Die Fassade der Gerechtigkeit
Unter internationalem Druck inszeniert die kambodschanische Regierung in Phnom Penh medienwirksame Razzien. Offiziell wurden bereits Tausende befreit und illegale Zentren geschlossen. Doch Experten und Menschenrechtsorganisationen sind skeptisch. Es besteht der Verdacht, dass lokale Eliten aus Wirtschaft und Politik tief in die Geschäfte verstrickt sind und die Razzien oft nur kosmetischer Natur sind, während die Schattenindustrie im Hintergrund ungebremst weiterfloriert.
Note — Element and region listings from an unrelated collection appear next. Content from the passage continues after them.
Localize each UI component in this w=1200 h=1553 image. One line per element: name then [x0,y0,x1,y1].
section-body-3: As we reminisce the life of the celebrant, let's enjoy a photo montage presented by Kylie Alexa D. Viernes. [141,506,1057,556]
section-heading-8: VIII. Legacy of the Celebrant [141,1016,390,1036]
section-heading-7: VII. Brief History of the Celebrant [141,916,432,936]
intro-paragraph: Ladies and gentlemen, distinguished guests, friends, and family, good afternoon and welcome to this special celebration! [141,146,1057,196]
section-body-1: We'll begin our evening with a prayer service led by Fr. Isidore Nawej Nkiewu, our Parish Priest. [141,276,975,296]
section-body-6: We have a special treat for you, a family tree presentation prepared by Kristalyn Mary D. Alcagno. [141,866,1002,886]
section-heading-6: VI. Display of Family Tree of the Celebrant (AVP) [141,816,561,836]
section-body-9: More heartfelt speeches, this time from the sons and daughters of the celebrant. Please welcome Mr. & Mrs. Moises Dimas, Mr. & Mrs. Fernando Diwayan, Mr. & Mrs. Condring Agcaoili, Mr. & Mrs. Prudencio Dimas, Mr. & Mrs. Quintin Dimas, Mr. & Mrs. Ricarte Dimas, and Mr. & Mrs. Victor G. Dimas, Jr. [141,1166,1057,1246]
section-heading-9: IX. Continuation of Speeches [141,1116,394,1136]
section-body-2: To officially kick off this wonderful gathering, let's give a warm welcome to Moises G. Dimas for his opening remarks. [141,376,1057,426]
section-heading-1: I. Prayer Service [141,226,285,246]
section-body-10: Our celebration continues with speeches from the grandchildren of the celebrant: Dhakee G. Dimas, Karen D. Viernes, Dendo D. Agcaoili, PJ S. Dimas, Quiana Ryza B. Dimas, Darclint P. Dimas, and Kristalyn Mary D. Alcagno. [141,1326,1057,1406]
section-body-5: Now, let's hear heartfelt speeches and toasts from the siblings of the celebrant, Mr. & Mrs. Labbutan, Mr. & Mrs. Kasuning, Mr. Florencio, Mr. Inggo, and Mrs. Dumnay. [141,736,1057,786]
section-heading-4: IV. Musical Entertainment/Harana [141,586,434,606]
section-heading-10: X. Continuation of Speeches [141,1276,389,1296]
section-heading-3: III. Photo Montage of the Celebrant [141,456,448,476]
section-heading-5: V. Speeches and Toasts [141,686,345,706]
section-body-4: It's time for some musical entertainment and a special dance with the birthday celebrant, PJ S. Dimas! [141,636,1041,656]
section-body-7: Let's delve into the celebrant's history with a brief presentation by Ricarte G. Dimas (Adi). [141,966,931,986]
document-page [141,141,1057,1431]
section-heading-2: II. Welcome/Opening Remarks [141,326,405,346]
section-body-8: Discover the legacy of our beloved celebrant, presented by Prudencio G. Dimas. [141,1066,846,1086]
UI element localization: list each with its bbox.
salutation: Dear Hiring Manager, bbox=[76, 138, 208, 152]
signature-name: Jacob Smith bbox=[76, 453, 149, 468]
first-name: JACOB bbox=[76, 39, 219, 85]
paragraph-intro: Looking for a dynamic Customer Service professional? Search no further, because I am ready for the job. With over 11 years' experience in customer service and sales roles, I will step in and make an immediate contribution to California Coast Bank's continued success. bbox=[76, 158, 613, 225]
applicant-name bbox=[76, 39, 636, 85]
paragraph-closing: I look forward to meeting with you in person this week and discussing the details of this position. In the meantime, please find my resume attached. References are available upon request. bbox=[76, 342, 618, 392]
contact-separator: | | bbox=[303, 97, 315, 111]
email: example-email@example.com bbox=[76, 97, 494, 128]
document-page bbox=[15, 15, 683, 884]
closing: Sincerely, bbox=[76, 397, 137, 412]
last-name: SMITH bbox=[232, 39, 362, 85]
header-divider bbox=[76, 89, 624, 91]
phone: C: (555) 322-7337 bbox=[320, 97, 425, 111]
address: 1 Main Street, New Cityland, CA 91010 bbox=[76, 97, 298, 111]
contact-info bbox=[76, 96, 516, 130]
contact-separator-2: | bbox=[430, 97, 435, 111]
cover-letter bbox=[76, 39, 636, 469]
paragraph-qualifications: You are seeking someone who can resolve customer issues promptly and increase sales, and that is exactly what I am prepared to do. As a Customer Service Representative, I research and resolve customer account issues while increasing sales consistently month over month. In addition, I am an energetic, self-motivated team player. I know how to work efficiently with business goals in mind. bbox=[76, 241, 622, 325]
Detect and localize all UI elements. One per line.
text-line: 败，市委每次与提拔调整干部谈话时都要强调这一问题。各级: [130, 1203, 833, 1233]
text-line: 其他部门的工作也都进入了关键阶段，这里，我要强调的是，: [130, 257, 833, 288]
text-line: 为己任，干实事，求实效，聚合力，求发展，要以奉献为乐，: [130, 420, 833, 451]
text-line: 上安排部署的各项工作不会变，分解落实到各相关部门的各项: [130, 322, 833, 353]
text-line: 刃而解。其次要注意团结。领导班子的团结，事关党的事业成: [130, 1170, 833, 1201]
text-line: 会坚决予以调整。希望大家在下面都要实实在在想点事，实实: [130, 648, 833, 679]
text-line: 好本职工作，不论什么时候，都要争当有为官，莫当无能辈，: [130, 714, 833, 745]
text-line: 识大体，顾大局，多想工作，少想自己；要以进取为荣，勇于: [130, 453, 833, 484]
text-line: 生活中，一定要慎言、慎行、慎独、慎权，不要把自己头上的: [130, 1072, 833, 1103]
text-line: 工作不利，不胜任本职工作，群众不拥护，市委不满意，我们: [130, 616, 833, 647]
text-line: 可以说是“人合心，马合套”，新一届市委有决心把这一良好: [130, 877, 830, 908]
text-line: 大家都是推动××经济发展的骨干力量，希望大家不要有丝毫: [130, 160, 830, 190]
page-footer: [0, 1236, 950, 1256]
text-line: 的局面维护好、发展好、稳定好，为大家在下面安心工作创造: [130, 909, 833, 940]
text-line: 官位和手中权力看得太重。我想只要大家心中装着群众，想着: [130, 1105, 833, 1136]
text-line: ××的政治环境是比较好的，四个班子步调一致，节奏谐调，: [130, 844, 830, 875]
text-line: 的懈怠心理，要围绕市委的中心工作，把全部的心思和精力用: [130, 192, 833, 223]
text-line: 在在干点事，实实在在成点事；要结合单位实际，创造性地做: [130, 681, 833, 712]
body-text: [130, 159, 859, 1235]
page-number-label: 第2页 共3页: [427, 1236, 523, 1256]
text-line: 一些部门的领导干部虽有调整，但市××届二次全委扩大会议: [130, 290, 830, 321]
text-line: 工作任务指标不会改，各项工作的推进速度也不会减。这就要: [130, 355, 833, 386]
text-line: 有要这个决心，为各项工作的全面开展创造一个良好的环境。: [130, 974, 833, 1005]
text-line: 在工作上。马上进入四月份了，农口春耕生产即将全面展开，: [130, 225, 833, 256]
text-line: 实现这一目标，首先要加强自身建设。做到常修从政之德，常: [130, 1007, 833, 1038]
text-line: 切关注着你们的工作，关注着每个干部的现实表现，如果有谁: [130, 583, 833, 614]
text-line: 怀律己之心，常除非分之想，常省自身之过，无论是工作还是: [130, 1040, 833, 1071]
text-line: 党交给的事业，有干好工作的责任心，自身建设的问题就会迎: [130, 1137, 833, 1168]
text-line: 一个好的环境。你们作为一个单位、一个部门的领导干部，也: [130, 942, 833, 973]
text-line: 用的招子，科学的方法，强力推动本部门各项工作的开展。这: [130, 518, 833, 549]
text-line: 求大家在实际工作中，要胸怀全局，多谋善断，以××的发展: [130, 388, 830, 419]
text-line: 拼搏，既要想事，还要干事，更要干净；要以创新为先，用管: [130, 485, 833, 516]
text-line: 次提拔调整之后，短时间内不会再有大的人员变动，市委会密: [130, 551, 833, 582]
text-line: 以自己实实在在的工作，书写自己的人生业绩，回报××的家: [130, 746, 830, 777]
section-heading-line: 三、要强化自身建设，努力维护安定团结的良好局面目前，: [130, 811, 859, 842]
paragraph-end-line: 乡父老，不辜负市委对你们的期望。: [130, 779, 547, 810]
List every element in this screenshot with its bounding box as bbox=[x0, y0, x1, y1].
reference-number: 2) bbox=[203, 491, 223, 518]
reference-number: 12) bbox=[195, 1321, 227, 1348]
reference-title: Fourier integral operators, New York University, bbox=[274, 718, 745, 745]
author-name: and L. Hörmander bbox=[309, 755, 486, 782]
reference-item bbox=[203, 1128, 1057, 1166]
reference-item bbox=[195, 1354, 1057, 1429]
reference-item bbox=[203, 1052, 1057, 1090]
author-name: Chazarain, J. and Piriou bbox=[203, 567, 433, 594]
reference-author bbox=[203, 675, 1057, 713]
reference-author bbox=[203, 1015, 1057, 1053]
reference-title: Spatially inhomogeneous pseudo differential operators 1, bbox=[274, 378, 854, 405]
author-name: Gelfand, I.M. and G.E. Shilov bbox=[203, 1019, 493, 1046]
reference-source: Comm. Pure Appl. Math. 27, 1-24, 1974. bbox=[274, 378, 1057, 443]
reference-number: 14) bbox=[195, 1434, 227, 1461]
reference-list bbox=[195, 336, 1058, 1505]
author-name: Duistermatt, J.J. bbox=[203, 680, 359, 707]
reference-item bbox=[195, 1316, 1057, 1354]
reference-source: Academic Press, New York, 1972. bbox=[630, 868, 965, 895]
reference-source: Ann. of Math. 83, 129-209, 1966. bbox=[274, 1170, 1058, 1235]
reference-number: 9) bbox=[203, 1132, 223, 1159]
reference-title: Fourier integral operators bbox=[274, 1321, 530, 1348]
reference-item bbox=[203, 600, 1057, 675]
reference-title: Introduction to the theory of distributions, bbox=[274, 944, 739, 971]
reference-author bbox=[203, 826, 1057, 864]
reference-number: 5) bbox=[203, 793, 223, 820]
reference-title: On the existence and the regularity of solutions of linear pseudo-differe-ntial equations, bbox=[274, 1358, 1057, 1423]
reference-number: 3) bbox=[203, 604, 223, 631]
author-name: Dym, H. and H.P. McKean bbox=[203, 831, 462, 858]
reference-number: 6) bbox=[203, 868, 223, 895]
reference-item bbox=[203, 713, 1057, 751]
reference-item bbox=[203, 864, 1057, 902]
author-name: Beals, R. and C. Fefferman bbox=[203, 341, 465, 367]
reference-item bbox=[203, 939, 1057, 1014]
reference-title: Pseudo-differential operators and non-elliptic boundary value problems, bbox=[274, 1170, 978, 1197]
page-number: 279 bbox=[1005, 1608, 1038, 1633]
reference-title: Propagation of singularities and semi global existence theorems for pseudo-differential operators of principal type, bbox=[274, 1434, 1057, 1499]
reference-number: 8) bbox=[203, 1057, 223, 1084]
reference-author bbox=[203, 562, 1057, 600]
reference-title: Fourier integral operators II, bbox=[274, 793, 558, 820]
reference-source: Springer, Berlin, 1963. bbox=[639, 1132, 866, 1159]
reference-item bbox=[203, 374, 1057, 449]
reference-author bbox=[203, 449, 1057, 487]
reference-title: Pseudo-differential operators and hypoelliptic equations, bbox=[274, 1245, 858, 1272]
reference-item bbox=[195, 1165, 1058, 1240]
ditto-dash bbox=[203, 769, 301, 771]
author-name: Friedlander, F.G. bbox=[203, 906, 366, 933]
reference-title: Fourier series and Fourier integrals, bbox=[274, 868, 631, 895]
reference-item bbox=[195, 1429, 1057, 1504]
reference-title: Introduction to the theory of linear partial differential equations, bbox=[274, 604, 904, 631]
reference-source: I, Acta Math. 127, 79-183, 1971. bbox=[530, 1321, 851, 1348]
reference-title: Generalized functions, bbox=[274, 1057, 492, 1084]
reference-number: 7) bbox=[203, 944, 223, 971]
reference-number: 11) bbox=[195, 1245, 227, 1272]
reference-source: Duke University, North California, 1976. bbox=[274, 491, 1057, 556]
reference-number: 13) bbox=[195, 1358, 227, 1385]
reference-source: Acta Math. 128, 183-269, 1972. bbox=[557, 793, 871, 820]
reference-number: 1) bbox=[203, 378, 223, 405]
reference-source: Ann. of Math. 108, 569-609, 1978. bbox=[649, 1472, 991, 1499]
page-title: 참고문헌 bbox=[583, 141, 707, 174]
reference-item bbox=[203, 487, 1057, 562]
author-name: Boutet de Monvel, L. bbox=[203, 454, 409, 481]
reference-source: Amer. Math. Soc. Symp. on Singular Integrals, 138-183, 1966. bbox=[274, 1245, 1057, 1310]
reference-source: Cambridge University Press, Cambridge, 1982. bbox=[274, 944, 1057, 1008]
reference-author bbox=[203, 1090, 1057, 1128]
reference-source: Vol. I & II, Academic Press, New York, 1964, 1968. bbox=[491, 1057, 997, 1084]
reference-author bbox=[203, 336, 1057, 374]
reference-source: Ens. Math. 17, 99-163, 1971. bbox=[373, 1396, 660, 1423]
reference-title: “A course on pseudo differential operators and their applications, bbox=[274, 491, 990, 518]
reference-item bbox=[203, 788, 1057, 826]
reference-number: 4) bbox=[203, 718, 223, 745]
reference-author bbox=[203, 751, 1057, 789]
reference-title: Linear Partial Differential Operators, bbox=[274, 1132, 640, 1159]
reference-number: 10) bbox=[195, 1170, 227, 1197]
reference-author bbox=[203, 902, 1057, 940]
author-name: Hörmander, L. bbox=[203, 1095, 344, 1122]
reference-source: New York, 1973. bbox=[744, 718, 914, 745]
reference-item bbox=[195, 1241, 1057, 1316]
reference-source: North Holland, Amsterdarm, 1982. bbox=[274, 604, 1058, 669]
Flucht in ein zweites Leben
Kay verdankt sein Leben einem Moment der Unachtsamkeit seiner Wärter. In tiefer Verzweiflung gelang es ihm, seine Mutter anzurufen. Über die Hilfsorganisation Survive Sampai konnte er schließlich die Grenze nach Thailand überqueren.
Heute lebt er in einem Zeugenschutzprogramm. Er ist frei, doch die Angst bleibt. Kay will nun dabei helfen, die Hintermänner zu entlarven, damit sein Schicksal keinem anderen mehr widerfährt. Sein Bericht ist ein Weckruf: Hinter jedem verlockenden Jobangebot im Netz kann eine Falle lauern, die direkt in die moderne Sklaverei führt.